The texting behemoth, acquired by Facebook for $22 billion earlier this year, has been working with Open Whisper Systems, a privacy-oriented nonprofit, to develop the change over the last six months.
End-to-end encryption is so hard to break because unscrambling keys are stored only on users’ devices. Previously, the WhatsApp encryption system stored keys on their server as well, giving WhatsApp and Facebook administrators potential access to user communications.
The TextSecure encryption protocol uses a form of what’s known as “forward secrecy” meaning that a fresh key is created for every new message.
WhatsApp founder and CEO, Jan Koum, who grew up in the Soviet Union, has emphasized the company’s commitment to privacy.
“Respect for your privacy is coded into our DNA, and we built WhatsApp around the goal of knowing as little about you as possible,” Koum wrote in blog post on the company website in March amid fears of privacy violations after the controversial Facebook acquisition.

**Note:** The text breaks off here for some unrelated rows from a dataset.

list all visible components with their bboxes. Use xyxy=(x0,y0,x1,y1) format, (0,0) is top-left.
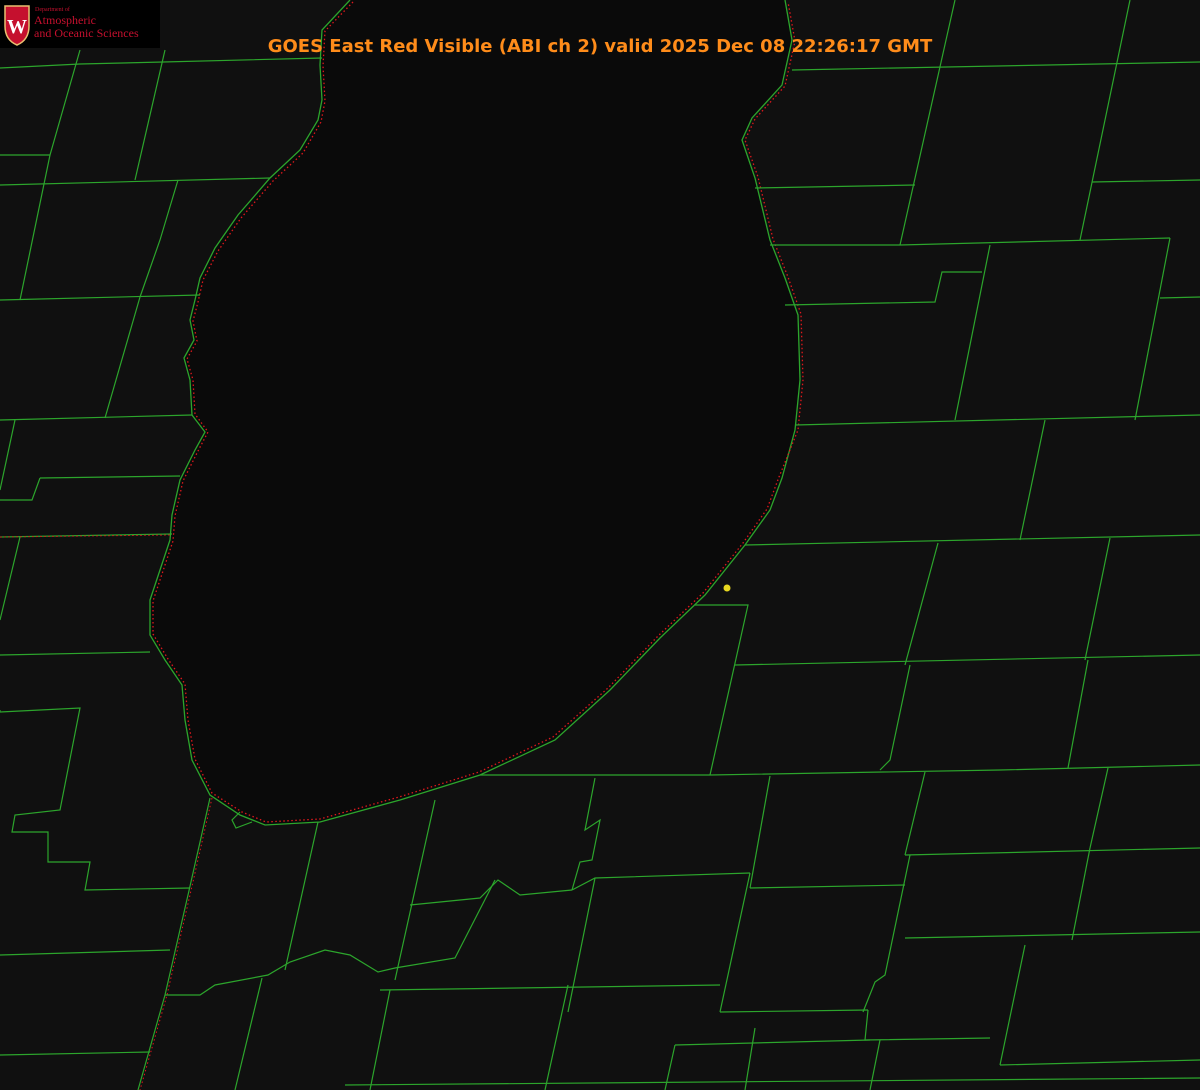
uw-crest-letter: W xyxy=(7,16,27,38)
satellite-map xyxy=(0,0,1200,1090)
satellite-image-viewer: W Department of Atmospheric and Oceanic … xyxy=(0,0,1200,1090)
image-title: GOES East Red Visible (ABI ch 2) valid 2… xyxy=(267,36,933,57)
station-marker xyxy=(723,584,731,592)
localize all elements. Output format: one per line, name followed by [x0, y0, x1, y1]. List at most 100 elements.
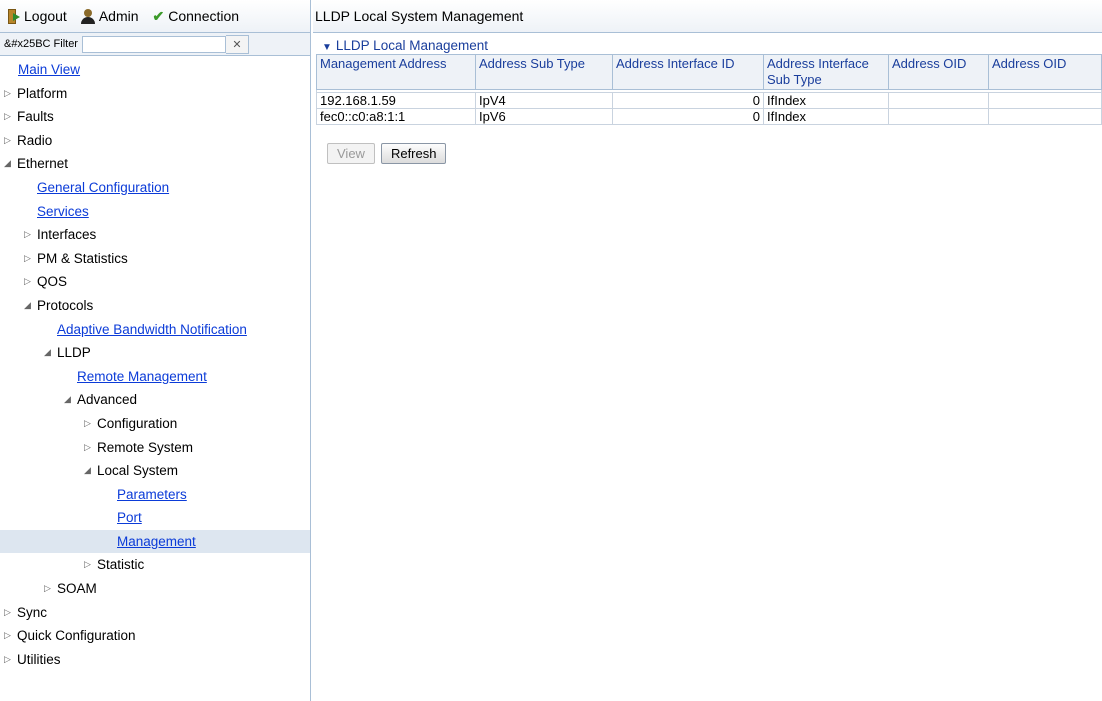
tree-label-ethernet: Ethernet [17, 156, 69, 172]
col-address-oid-2[interactable]: Address OID [988, 54, 1102, 90]
col-address-sub-type[interactable]: Address Sub Type [475, 54, 613, 90]
tree-label-advanced: Advanced [77, 392, 138, 408]
filter-bar: &#x25BC Filter ✕ [0, 33, 310, 56]
col-management-address[interactable]: Management Address [316, 54, 476, 90]
user-icon [80, 8, 95, 24]
tree-label-statistic: Statistic [97, 557, 145, 573]
expand-triangle-icon[interactable]: ▷ [44, 577, 57, 601]
collapse-triangle-icon[interactable]: ◢ [84, 459, 97, 483]
tree-link-remote-management[interactable]: Remote Management [77, 365, 207, 389]
expand-triangle-icon[interactable]: ▷ [4, 129, 17, 153]
navigation-tree: Main View ▷ Platform ▷ Faults ▷ Radio ◢ Ethe… [0, 56, 310, 671]
collapse-triangle-icon[interactable]: ▼ [322, 42, 332, 53]
table-row[interactable]: 192.168.1.59 IpV4 0 IfIndex [316, 92, 1102, 109]
cell-address-sub-type: IpV4 [475, 92, 613, 109]
expand-triangle-icon[interactable]: ▷ [84, 436, 97, 460]
col-address-interface-sub-type[interactable]: Address Interface Sub Type [763, 54, 889, 90]
tree-item-main-view[interactable]: Main View [0, 58, 310, 82]
cell-address-oid-2 [988, 108, 1102, 125]
close-icon[interactable]: ✕ [225, 34, 249, 54]
cell-address-oid-1 [888, 92, 989, 109]
table-row[interactable]: fec0::c0:a8:1:1 IpV6 0 IfIndex [316, 108, 1102, 125]
tree-item-services[interactable]: Services [0, 200, 310, 224]
tree-link-services[interactable]: Services [37, 200, 89, 224]
expand-triangle-icon[interactable]: ▷ [4, 82, 17, 106]
tree-item-protocols[interactable]: ◢ Protocols [0, 294, 310, 318]
tree-item-interfaces[interactable]: ▷ Interfaces [0, 223, 310, 247]
tree-label-interfaces: Interfaces [37, 227, 97, 243]
cell-address-oid-2 [988, 92, 1102, 109]
expand-triangle-icon[interactable]: ▷ [84, 553, 97, 577]
content-pane: LLDP Local System Management ▼ LLDP Local… [313, 0, 1102, 701]
tree-item-qos[interactable]: ▷ QOS [0, 270, 310, 294]
refresh-button[interactable]: Refresh [380, 143, 447, 164]
view-button[interactable]: View [327, 143, 375, 164]
tree-item-advanced[interactable]: ◢ Advanced [0, 388, 310, 412]
admin-button[interactable]: Admin [80, 8, 139, 24]
tree-item-port[interactable]: Port [0, 506, 310, 530]
navigation-pane: Logout Admin ✔ Connection &#x25BC Filter… [0, 0, 311, 701]
tree-item-statistic[interactable]: ▷ Statistic [0, 553, 310, 577]
collapse-triangle-icon[interactable]: ◢ [44, 341, 57, 365]
connection-button[interactable]: ✔ Connection [153, 8, 240, 25]
filter-input[interactable] [81, 35, 226, 53]
expand-triangle-icon[interactable]: ▷ [4, 105, 17, 129]
cell-address-oid-1 [888, 108, 989, 125]
tree-item-radio[interactable]: ▷ Radio [0, 129, 310, 153]
cell-management-address: 192.168.1.59 [316, 92, 476, 109]
tree-label-soam: SOAM [57, 581, 97, 597]
management-table: Management Address Address Sub Type Addr… [316, 54, 1102, 125]
tree-link-general-configuration[interactable]: General Configuration [37, 176, 169, 200]
tree-item-quick-configuration[interactable]: ▷ Quick Configuration [0, 624, 310, 648]
col-address-interface-id[interactable]: Address Interface ID [612, 54, 764, 90]
tree-item-remote-management[interactable]: Remote Management [0, 365, 310, 389]
tree-link-parameters[interactable]: Parameters [117, 483, 187, 507]
tree-label-utilities: Utilities [17, 651, 61, 667]
collapse-triangle-icon[interactable]: ◢ [64, 388, 77, 412]
tree-item-lldp[interactable]: ◢ LLDP [0, 341, 310, 365]
expand-triangle-icon[interactable]: ▷ [24, 223, 37, 247]
page-title: LLDP Local System Management [313, 0, 1102, 33]
expand-triangle-icon[interactable]: ▷ [84, 412, 97, 436]
filter-label: &#x25BC Filter [4, 38, 78, 50]
expand-triangle-icon[interactable]: ▷ [24, 270, 37, 294]
section-header[interactable]: ▼ LLDP Local Management [313, 37, 1102, 54]
tree-item-adaptive-bandwidth[interactable]: Adaptive Bandwidth Notification [0, 318, 310, 342]
button-row: View Refresh [327, 143, 1102, 164]
expand-triangle-icon[interactable]: ▷ [4, 601, 17, 625]
tree-link-management[interactable]: Management [117, 530, 196, 554]
tree-item-local-system[interactable]: ◢ Local System [0, 459, 310, 483]
tree-item-platform[interactable]: ▷ Platform [0, 82, 310, 106]
logout-button[interactable]: Logout [8, 8, 67, 24]
tree-label-quick-configuration: Quick Configuration [17, 628, 136, 644]
expand-triangle-icon[interactable]: ▷ [24, 247, 37, 271]
tree-label-qos: QOS [37, 274, 68, 290]
cell-address-interface-sub-type: IfIndex [763, 92, 889, 109]
cell-address-interface-id: 0 [612, 108, 764, 125]
tree-item-remote-system[interactable]: ▷ Remote System [0, 436, 310, 460]
tree-link-adaptive-bandwidth[interactable]: Adaptive Bandwidth Notification [57, 318, 247, 342]
expand-triangle-icon[interactable]: ▷ [4, 624, 17, 648]
tree-label-pm-statistics: PM & Statistics [37, 250, 128, 266]
logout-icon [8, 8, 20, 24]
expand-triangle-icon[interactable]: ▷ [4, 648, 17, 672]
tree-item-general-configuration[interactable]: General Configuration [0, 176, 310, 200]
collapse-triangle-icon[interactable]: ◢ [4, 152, 17, 176]
logout-label: Logout [24, 8, 67, 24]
collapse-triangle-icon[interactable]: ◢ [24, 294, 37, 318]
tree-item-parameters[interactable]: Parameters [0, 483, 310, 507]
tree-link-main-view[interactable]: Main View [18, 58, 80, 82]
tree-item-configuration[interactable]: ▷ Configuration [0, 412, 310, 436]
tree-link-port[interactable]: Port [117, 506, 142, 530]
top-toolbar: Logout Admin ✔ Connection [0, 0, 310, 33]
tree-item-faults[interactable]: ▷ Faults [0, 105, 310, 129]
section-title: LLDP Local Management [335, 38, 489, 53]
tree-item-ethernet[interactable]: ◢ Ethernet [0, 152, 310, 176]
tree-item-sync[interactable]: ▷ Sync [0, 601, 310, 625]
tree-item-management-selected[interactable]: Management [0, 529, 310, 554]
tree-item-pm-statistics[interactable]: ▷ PM & Statistics [0, 247, 310, 271]
col-address-oid-1[interactable]: Address OID [888, 54, 989, 90]
tree-item-soam[interactable]: ▷ SOAM [0, 577, 310, 601]
cell-address-sub-type: IpV6 [475, 108, 613, 125]
tree-item-utilities[interactable]: ▷ Utilities [0, 648, 310, 672]
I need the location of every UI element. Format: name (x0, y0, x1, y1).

Open Whisper System’s creator, Moxie Marlinspike notes WhatsApp encryption project’s massive scale. “I do think this is the largest deployment of end-to-end encryption ever,” he said in an interview with Wired.
— Moxie Marlinspike (@moxie) November 18, 2014
For the moment, the privacy is boost is limited to Android users, though Marlinspike says that WhatsApp is set to rollout versions for other platforms including iOS shortly. In the initial stages, encryption will not apply to group messages, photos, or videos messages, but Marlinspike assures WhatsApp users that those features are soon to come.
WhatsApp’s security update comes in the wake of a larger shift towards privacy among tech companies. After Google and Apple expanded encryption use among mobile device communications earlier this fall, FBI Director James Comey decried the move, saying, that “the post-Snowden pendulum has swung too far.”
Because WhatsApp messages won’t be stored on its servers, the company will not be able to hand over users’ communications to authorities even if subpoenaed.